Disebut asli tetapi palsu (aspal) karena PPTKIS
mendapatkan sertifikat resmi itu tanpa menyertakan calon TKI dalam program
pelatihan kerja. Sertifikat aspal ini diperdagangkan dengan harga Rp 70.000 per
lembar.
Ketua Umum Himpunan Pengusaha Jasa Penempatan
Tenaga Kerja Indonesia Yunus M Yamani dan Sekretaris Jenderal Asosiasi
Perusahaan Jasa Penempatan Tenaga Kerja Indonesia Rusjdi Basalamah pernah
mempersoalkan hal ini.
Namun, pemerintah tidak kunjung menangani
sehingga praktik ilegal itu semakin meluas. Pengusaha yang serius menjalankan
aturan pemerintah menyertakan calon TKI dalam program pelatihan kerja berbiaya
Rp 1,1 juta per orang pun tergoda. Mereka telah kehilangan daya saing saat
pemerintah tak kunjung menindak perdagangan sertifikat aspal senilai Rp 70.000
per lembar tanpa proses pelatihan.
Menurut Direktur Eksekutif Migrant Care Anis
Hidayah, PPTKIS dan balai latihan kerja penerbit sertifikat kompetensi kerja
aspal bisa dipidana karena menggunakan dokumen resmi secara tidak sah.
Namun, Kemennakertrans dan BNP2TKI juga patut
diseret ke pengadilan karena turut meloloskan pemegang sertifikat aspal ke luar
negeri. Kelemahan pemerintah membenahi persoalan domestik turut melemahkan rasa
percaya diri diplomasi bilateral.
Saat ini, Indonesia menghentikan sementara
(moratorium) penempatan TKI sektor informal ke Malaysia sejak 26 Juni 2009,
Kuwait (1 September 2009), dan Jordania (30 Juli 2010). Moratorium ini berawal
dari keengganan pemerintah ketiga negara memenuhi permintaan Indonesia.

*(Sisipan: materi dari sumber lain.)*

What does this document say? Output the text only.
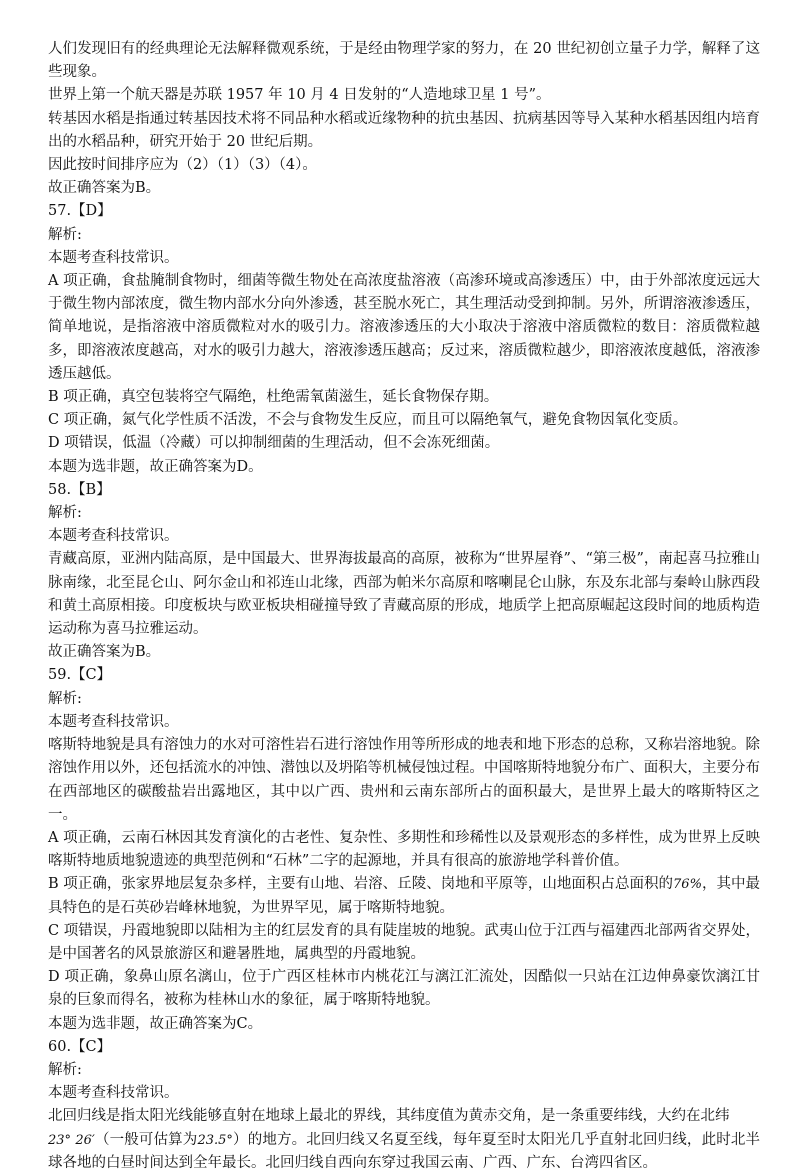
人们发现旧有的经典理论无法解释微观系统，于是经由物理学家的努力，在 20 世纪初创立量子力学，解释了这些现象。

世界上第一个航天器是苏联 1957 年 10 月 4 日发射的“人造地球卫星 1 号”。

转基因水稻是指通过转基因技术将不同品种水稻或近缘物种的抗虫基因、抗病基因等导入某种水稻基因组内培育出的水稻品种，研究开始于 20 世纪后期。

因此按时间排序应为（2）（1）（3）（4）。

故正确答案为B。

57.【D】

解析:

本题考查科技常识。

A 项正确，食盐腌制食物时，细菌等微生物处在高浓度盐溶液（高渗环境或高渗透压）中，由于外部浓度远远大于微生物内部浓度，微生物内部水分向外渗透，甚至脱水死亡，其生理活动受到抑制。另外，所谓溶液渗透压，简单地说，是指溶液中溶质微粒对水的吸引力。溶液渗透压的大小取决于溶液中溶质微粒的数目：溶质微粒越多，即溶液浓度越高，对水的吸引力越大，溶液渗透压越高；反过来，溶质微粒越少，即溶液浓度越低，溶液渗透压越低。

B 项正确，真空包装将空气隔绝，杜绝需氧菌滋生，延长食物保存期。

C 项正确，氮气化学性质不活泼，不会与食物发生反应，而且可以隔绝氧气，避免食物因氧化变质。

D 项错误，低温（冷藏）可以抑制细菌的生理活动，但不会冻死细菌。

本题为选非题，故正确答案为D。

58.【B】

解析:

本题考查科技常识。

青藏高原，亚洲内陆高原，是中国最大、世界海拔最高的高原，被称为“世界屋脊”、“第三极”，南起喜马拉雅山脉南缘，北至昆仑山、阿尔金山和祁连山北缘，西部为帕米尔高原和喀喇昆仑山脉，东及东北部与秦岭山脉西段和黄土高原相接。印度板块与欧亚板块相碰撞导致了青藏高原的形成，地质学上把高原崛起这段时间的地质构造运动称为喜马拉雅运动。

故正确答案为B。

59.【C】

解析:

本题考查科技常识。

喀斯特地貌是具有溶蚀力的水对可溶性岩石进行溶蚀作用等所形成的地表和地下形态的总称，又称岩溶地貌。除溶蚀作用以外，还包括流水的冲蚀、潜蚀以及坍陷等机械侵蚀过程。中国喀斯特地貌分布广、面积大，主要分布在西部地区的碳酸盐岩出露地区，其中以广西、贵州和云南东部所占的面积最大，是世界上最大的喀斯特区之一。

A 项正确，云南石林因其发育演化的古老性、复杂性、多期性和珍稀性以及景观形态的多样性，成为世界上反映喀斯特地质地貌遗迹的典型范例和“石林”二字的起源地，并具有很高的旅游地学科普价值。

B 项正确，张家界地层复杂多样，主要有山地、岩溶、丘陵、岗地和平原等，山地面积占总面积的76%，其中最具特色的是石英砂岩峰林地貌，为世界罕见，属于喀斯特地貌。

C 项错误，丹霞地貌即以陆相为主的红层发育的具有陡崖坡的地貌。武夷山位于江西与福建西北部两省交界处，是中国著名的风景旅游区和避暑胜地，属典型的丹霞地貌。

D 项正确，象鼻山原名漓山，位于广西区桂林市内桃花江与漓江汇流处，因酷似一只站在江边伸鼻豪饮漓江甘泉的巨象而得名，被称为桂林山水的象征，属于喀斯特地貌。

本题为选非题，故正确答案为C。

60.【C】

解析:

本题考查科技常识。

北回归线是指太阳光线能够直射在地球上最北的界线，其纬度值为黄赤交角，是一条重要纬线，大约在北纬
23° 26′（一般可估算为23.5°）的地方。北回归线又名夏至线，每年夏至时太阳光几乎直射北回归线，此时北半球各地的白昼时间达到全年最长。北回归线自西向东穿过我国云南、广西、广东、台湾四省区。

Kemampuan Presiden Susilo Bambang Yudhoyono dan pembantunya dalam hal
negosiasi, lobi, dan diplomasi sangat menentukan keberhasilan moratorium. Kalau
tidak, ya seperti sekarang. Kebijakan buruh migran Indonesia akan terus
berfluktuasi mengikuti kemauan negara tujuan dan penyiksaan TKI oleh majikan
tak lebih angka statistik semata. Semua demi aliran devisa.